Еще я вспомнила одного глухонемого мальчика, с которым одно время дружила, и подумала: как бы он описал вот этот день? Он, наверное, взял бы свою толстую тетрадку и написал что-нибудь такое: «Очень синее небо. Внизу ходят большие рыбы с плавниками, их не видно, потому что вода толстая. По палубе идут мурашки. Это работает мотор. Я очень люблю флаги и рыб. Мне нравится флаг над яхтой, мне нравятся рыбы в море. Я дружу с одной рыбой. Она на картинке. Она большая и серебристая. Глаза и рот. Еще у нее хвост как серп. Я никогда не буду их ловить. Я дружу с рыбой. Мы разговариваем. Потому что она понимает меня без слов. Меня многие понимают без слов. Яхта, небо, волны и водоросли – они меня понимают без слов. Нам хорошо, когда мы слышим друг друга и понимаем. Еще моя рыба умеет летать. Поэтому нам не нужны слова. Я не умею летать. Но я люблю смотреть, как летают другие – бабочки, рыбы, стрекозы и утки. Им не нужно что-то говорить. Они летят и так говорят. Утка не говорит, что она утка, она говорит хвостом и крыльями: вот я. Она говорит ух-л… Шу-шу. Неправды нет. Для уток и рыб нет неправды. Поэтому они такие красивые. Яхта плывет. Она плывет вдоль берега. Берег зеленый. На нем стоят белые санатории. Дальше видны горы. Они зеленые внизу и сине-сизые наверху».

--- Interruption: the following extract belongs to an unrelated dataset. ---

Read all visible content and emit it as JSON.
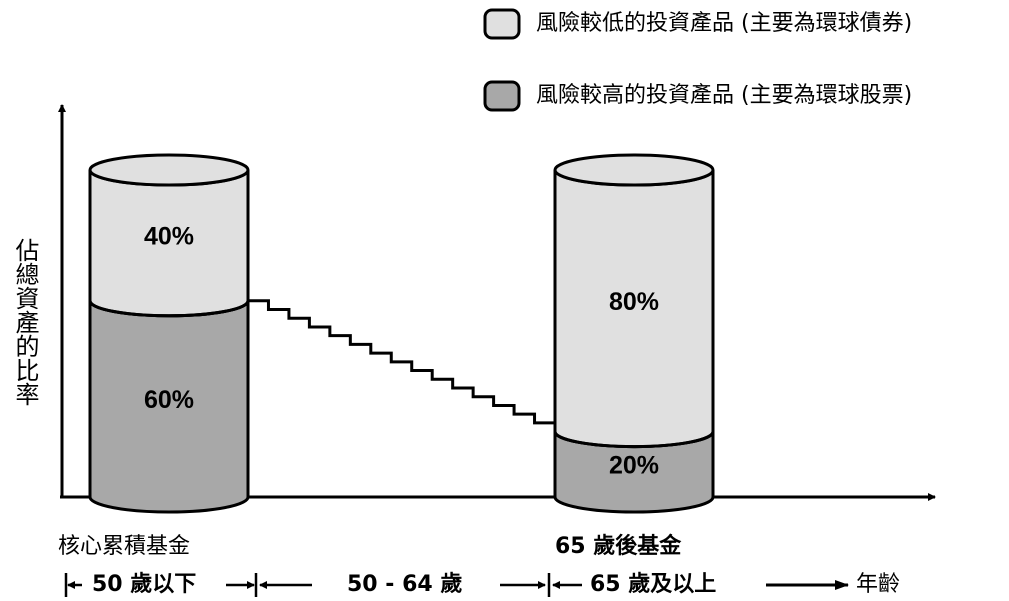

Он ни за что, конечно, не стал бы писать, какие здесь собрались придурки и как ему тошно среди них. А может, ему и не было бы среди них тошно, потому что он и им бы, наверное, порадовался за компанию. Многие говорили, что он дурачок, но он не был дурачком. Он ходил в спецшколу – его возила мать на шикарном BMW, которого он, по-моему, даже не замечал. Он как-то написал мне, что ему нравятся колеса, потому что они толстые и быстрые. Так вот, он не только знал стереометрию лучше всех в школе, но еще и помнил наизусть все исторические документы – послания Папы Иннокентия или письма Грозного. Он также мог сходу расписать всю шахматную партию за звание чемпиона мира между Алехиным и Капабланкой, я это случайно выяснила, но он не понимал, что здесь особенного, и, кажется, считал, что любой на это способен. Способен вот так, запросто, взять и написать всю партию – ход за ходом.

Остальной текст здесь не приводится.